Bayesian Model Updating of Structural Parameters Using Temperature Variation Data: Simulation
Finite element (FE) models are widely used in structural health monitoring to represent real structures and assess their condition, but discrepancies often arise between numerical and actual structural behavior due to simplifying assumptions, uncertain parameters, and environmental influences. Temperature variation, in particular, significantly affects structural stiffness and modal properties, yet it is often treated as noise in traditional model updating methods. This study treats temperature changes as valuable information for model updating and structural damage quantification. The Bayesian model updating approach (BMUA) is a probabilistic approach that updates uncertain model parameters by combining prior knowledge with measured data to estimate their posterior probability distributions.
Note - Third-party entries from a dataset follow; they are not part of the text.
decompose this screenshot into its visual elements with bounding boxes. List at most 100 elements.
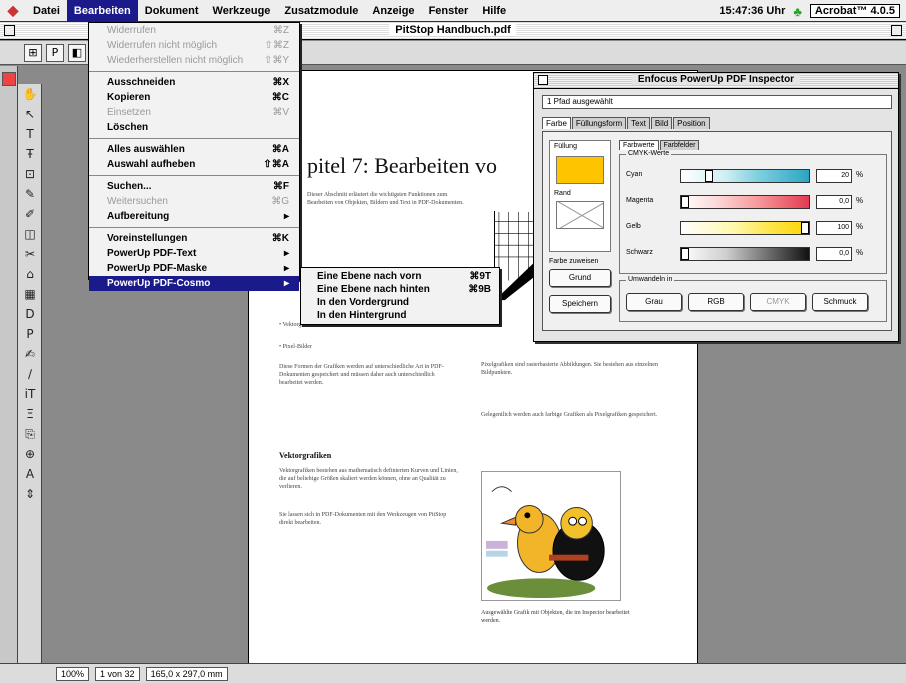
subtab-farbfelder[interactable]: Farbfelder	[659, 140, 700, 150]
tool-17-icon[interactable]: ⎘	[18, 424, 42, 444]
tool-3-icon[interactable]: Ŧ	[18, 144, 42, 164]
zoom-field[interactable]: 100%	[56, 666, 90, 681]
submenu-item-eine-ebene-nach-vorn[interactable]: Eine Ebene nach vorn ⌘9T	[301, 270, 499, 283]
tab-text[interactable]: Text	[627, 117, 650, 129]
tab-füllungsform[interactable]: Füllungsform	[571, 117, 627, 129]
tool-14-icon[interactable]: ∕	[18, 364, 42, 384]
page-navigation[interactable]: 1 von 32	[95, 666, 140, 681]
menu-item-label: Widerrufen nicht möglich	[107, 40, 218, 51]
tool-11-icon[interactable]: D	[18, 304, 42, 324]
tool-10-icon[interactable]: ▦	[18, 284, 42, 304]
subtab-farbwerte[interactable]: Farbwerte	[619, 140, 659, 150]
fill-swatch[interactable]	[556, 156, 604, 184]
cyan-value-field[interactable]: 20	[816, 169, 852, 183]
tool-4-icon[interactable]: ⊡	[18, 164, 42, 184]
edit-menu-item-aufbereitung[interactable]: Aufbereitung ▸	[89, 209, 299, 224]
edit-menu-item-wiederherstellen-nicht-möglich: Wiederherstellen nicht möglich ⇧⌘Y	[89, 53, 299, 68]
menu-werkzeuge[interactable]: Werkzeuge	[206, 0, 278, 22]
slider-row-schwarz: Schwarz 0,0%	[626, 245, 882, 263]
gelb-value-field[interactable]: 100	[816, 221, 852, 235]
tool-20-icon[interactable]: ⇕	[18, 484, 42, 504]
submenu-item-eine-ebene-nach-hinten[interactable]: Eine Ebene nach hinten ⌘9B	[301, 283, 499, 296]
tool-12-icon[interactable]: P	[18, 324, 42, 344]
toolbar-button-0[interactable]: ⊞	[24, 43, 42, 62]
schwarz-value-field[interactable]: 0,0	[816, 247, 852, 261]
slider-thumb[interactable]	[681, 248, 689, 260]
right-column-2: Gelegentlich werden auch farbige Grafike…	[481, 412, 658, 418]
submenu-item-label: Eine Ebene nach hinten	[317, 284, 430, 295]
submenu-item-in-den-hintergrund[interactable]: In den Hintergrund	[301, 309, 499, 322]
slider-thumb[interactable]	[681, 196, 689, 208]
basic-button[interactable]: Grund	[549, 269, 611, 287]
tool-15-icon[interactable]: iT	[18, 384, 42, 404]
application-menu[interactable]: Acrobat™ 4.0.5	[809, 4, 900, 18]
menu-anzeige[interactable]: Anzeige	[365, 0, 421, 22]
edit-menu-item-ausschneiden[interactable]: Ausschneiden ⌘X	[89, 75, 299, 90]
menu-item-shortcut: ▸	[283, 248, 289, 259]
apple-menu-icon[interactable]: ◆	[0, 2, 26, 19]
tool-5-icon[interactable]: ✎	[18, 184, 42, 204]
menu-datei[interactable]: Datei	[26, 0, 67, 22]
edit-menu-item-auswahl-aufheben[interactable]: Auswahl aufheben ⇧⌘A	[89, 157, 299, 172]
edit-menu-item-powerup-pdf-cosmo[interactable]: PowerUp PDF-Cosmo ▸	[89, 276, 299, 291]
bookmark-icon[interactable]	[2, 72, 16, 86]
inspector-tabs: Farbe Füllungsform Text Bild Position	[542, 117, 711, 129]
menu-hilfe[interactable]: Hilfe	[475, 0, 513, 22]
tool-16-icon[interactable]: Ξ	[18, 404, 42, 424]
schwarz-slider[interactable]	[680, 247, 810, 261]
application-icon[interactable]: ♣	[793, 4, 802, 19]
bullet-2: • Pixel-Bilder	[279, 344, 312, 350]
menu-bearbeiten[interactable]: Bearbeiten	[66, 0, 138, 22]
tool-19-icon[interactable]: A	[18, 464, 42, 484]
menu-fenster[interactable]: Fenster	[422, 0, 476, 22]
tool-18-icon[interactable]: ⊕	[18, 444, 42, 464]
tool-8-icon[interactable]: ✂	[18, 244, 42, 264]
slider-thumb[interactable]	[801, 222, 809, 234]
menu-zusatzmodule[interactable]: Zusatzmodule	[277, 0, 365, 22]
edit-menu-item-kopieren[interactable]: Kopieren ⌘C	[89, 90, 299, 105]
cyan-slider[interactable]	[680, 169, 810, 183]
edit-menu-item-voreinstellungen[interactable]: Voreinstellungen ⌘K	[89, 231, 299, 246]
gelb-slider[interactable]	[680, 221, 810, 235]
edit-menu-item-alles-auswählen[interactable]: Alles auswählen ⌘A	[89, 142, 299, 157]
convert-schmuck-button[interactable]: Schmuck	[812, 293, 868, 311]
convert-grau-button[interactable]: Grau	[626, 293, 682, 311]
zoom-box-icon[interactable]	[891, 25, 902, 36]
tool-1-icon[interactable]: ↖	[18, 104, 42, 124]
percent-icon: %	[856, 222, 864, 231]
save-button[interactable]: Speichern	[549, 295, 611, 313]
menu-item-label: PowerUp PDF-Text	[107, 248, 197, 259]
clock: 15:47:36 Uhr	[719, 5, 786, 17]
tool-6-icon[interactable]: ✐	[18, 204, 42, 224]
menu-item-shortcut: ⌘K	[271, 233, 289, 244]
edit-menu-item-powerup-pdf-maske[interactable]: PowerUp PDF-Maske ▸	[89, 261, 299, 276]
tab-bild[interactable]: Bild	[650, 117, 673, 129]
edit-menu-item-powerup-pdf-text[interactable]: PowerUp PDF-Text ▸	[89, 246, 299, 261]
menu-item-shortcut: ⇧⌘Z	[264, 40, 290, 51]
inspector-titlebar[interactable]: Enfocus PowerUp PDF Inspector	[534, 73, 898, 89]
magenta-value-field[interactable]: 0,0	[816, 195, 852, 209]
slider-thumb[interactable]	[705, 170, 713, 182]
slider-label: Magenta	[626, 197, 654, 204]
stroke-swatch[interactable]	[556, 201, 604, 229]
tab-farbe[interactable]: Farbe	[542, 117, 571, 129]
submenu-item-in-den-vordergrund[interactable]: In den Vordergrund	[301, 296, 499, 309]
toolbar-button-1[interactable]: P	[46, 43, 64, 62]
tool-2-icon[interactable]: T	[18, 124, 42, 144]
close-box-icon[interactable]	[4, 25, 15, 36]
edit-menu-item-weitersuchen: Weitersuchen ⌘G	[89, 194, 299, 209]
edit-menu-item-löschen[interactable]: Löschen	[89, 120, 299, 135]
edit-menu-item-suchen[interactable]: Suchen... ⌘F	[89, 179, 299, 194]
menu-dokument[interactable]: Dokument	[138, 0, 206, 22]
menu-item-label: PowerUp PDF-Cosmo	[107, 278, 211, 289]
tool-9-icon[interactable]: ⌂	[18, 264, 42, 284]
convert-rgb-button[interactable]: RGB	[688, 293, 744, 311]
tool-7-icon[interactable]: ◫	[18, 224, 42, 244]
tab-position[interactable]: Position	[673, 117, 710, 129]
tool-0-icon[interactable]: ✋	[18, 84, 42, 104]
magenta-slider[interactable]	[680, 195, 810, 209]
tool-13-icon[interactable]: ✍	[18, 344, 42, 364]
close-box-icon[interactable]	[538, 75, 548, 85]
cartoon-illustration[interactable]	[481, 471, 621, 601]
toolbar-button-2[interactable]: ◧	[68, 43, 86, 62]
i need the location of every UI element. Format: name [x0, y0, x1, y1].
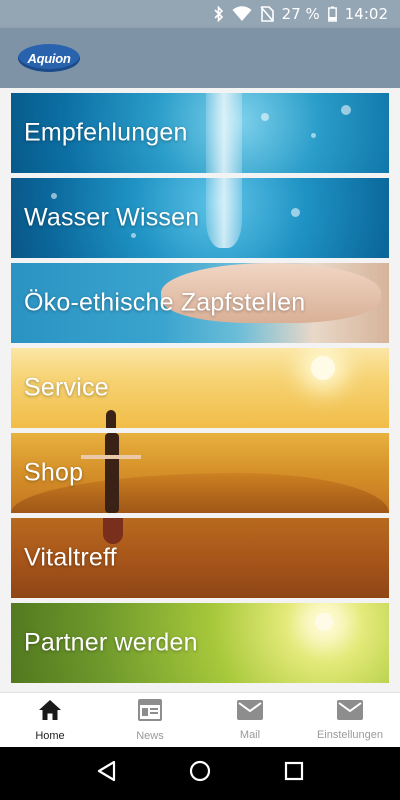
woman-figure — [105, 433, 119, 513]
menu-label: Service — [24, 373, 109, 402]
back-icon[interactable] — [96, 760, 116, 787]
woman-figure — [106, 410, 116, 428]
menu-label: Partner werden — [24, 628, 198, 657]
woman-figure — [103, 518, 123, 544]
water-stream — [206, 178, 242, 248]
home-icon — [38, 699, 62, 726]
menu-tile-wasser-wissen[interactable]: Wasser Wissen — [11, 178, 389, 258]
nav-label: Home — [35, 729, 65, 742]
nav-label: Einstellungen — [316, 728, 384, 741]
menu-label: Empfehlungen — [24, 118, 188, 147]
nav-news[interactable]: News — [100, 693, 200, 747]
battery-percent: 27 % — [281, 5, 320, 23]
water-bubble — [291, 208, 300, 217]
status-time: 14:02 — [344, 5, 388, 23]
water-bubble — [131, 233, 136, 238]
menu-tile-partner-werden[interactable]: Partner werden — [11, 603, 389, 683]
nav-home[interactable]: Home — [0, 693, 100, 747]
menu-tile-shop[interactable]: Shop — [11, 433, 389, 513]
woman-arms — [81, 455, 141, 459]
aquion-logo[interactable]: Aquion — [18, 44, 80, 72]
menu-label: Öko-ethische Zapfstellen — [24, 288, 306, 317]
water-bubble — [341, 105, 351, 115]
sun-glow — [311, 356, 335, 380]
wifi-icon — [232, 6, 252, 22]
bottom-navigation: Home News Mail Einstellungen — [0, 692, 400, 747]
menu-tile-service[interactable]: Service — [11, 348, 389, 428]
nav-mail[interactable]: Mail — [200, 693, 300, 747]
menu-tile-empfehlungen[interactable]: Empfehlungen — [11, 93, 389, 173]
news-icon — [138, 698, 162, 726]
menu-tile-oeko-ethische-zapfstellen[interactable]: Öko-ethische Zapfstellen — [11, 263, 389, 343]
home-circle-icon[interactable] — [189, 760, 211, 787]
water-bubble — [51, 193, 57, 199]
water-bubble — [261, 113, 269, 121]
bluetooth-icon — [214, 6, 224, 22]
water-stream — [206, 93, 242, 173]
menu-label: Vitaltreff — [24, 543, 117, 572]
status-bar: 27 % 14:02 — [0, 0, 400, 28]
menu-list: Empfehlungen Wasser Wissen Öko-ethische … — [0, 88, 400, 692]
menu-tile-vitaltreff[interactable]: Vitaltreff — [11, 518, 389, 598]
mail-icon — [237, 699, 263, 725]
logo-text: Aquion — [27, 50, 71, 66]
recents-icon[interactable] — [284, 761, 304, 786]
menu-label: Wasser Wissen — [24, 203, 200, 232]
nav-label: News — [136, 729, 164, 742]
sun-glow — [315, 613, 333, 631]
system-navigation-bar — [0, 747, 400, 800]
settings-mail-icon — [337, 699, 363, 725]
nav-einstellungen[interactable]: Einstellungen — [300, 693, 400, 747]
app-bar: Aquion — [0, 28, 400, 88]
nav-label: Mail — [239, 728, 261, 741]
water-bubble — [311, 133, 316, 138]
no-sim-icon — [260, 6, 274, 22]
menu-label: Shop — [24, 458, 84, 487]
battery-icon — [327, 6, 337, 22]
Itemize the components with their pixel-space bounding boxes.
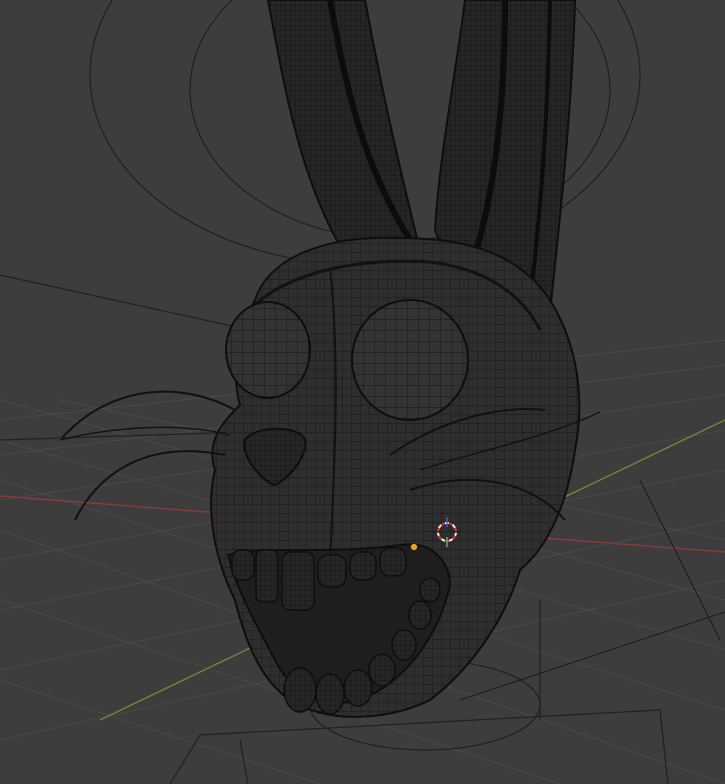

However, traditional BMUA methods assume mass is known and only update stiffness. A novel BMUA framework is proposed that incorporates thermal buckling and temperature-dependent stiffness estimation and introduces an algorithm to eliminate the coupling effect between mass and stiffness by using temperature-induced stiffness changes. This enables the simultaneous updating of both parameters. The framework is validated through numerical simulations on a three-story aluminum shear frame under uniform and non-uniform temperature distributions. Under healthy and uniform temperature conditions, stiffness parameters were estimated with high accuracy, with errors below 0.5% and within uncertainty bounds, while mass parameters exhibited errors up to 13.8% that exceeded their extremely low standard deviations, indicating potential model bias. Under non-uniform temperature distributions, accuracy declined, particularly for localized damage cases, with significant deviations in both parameters.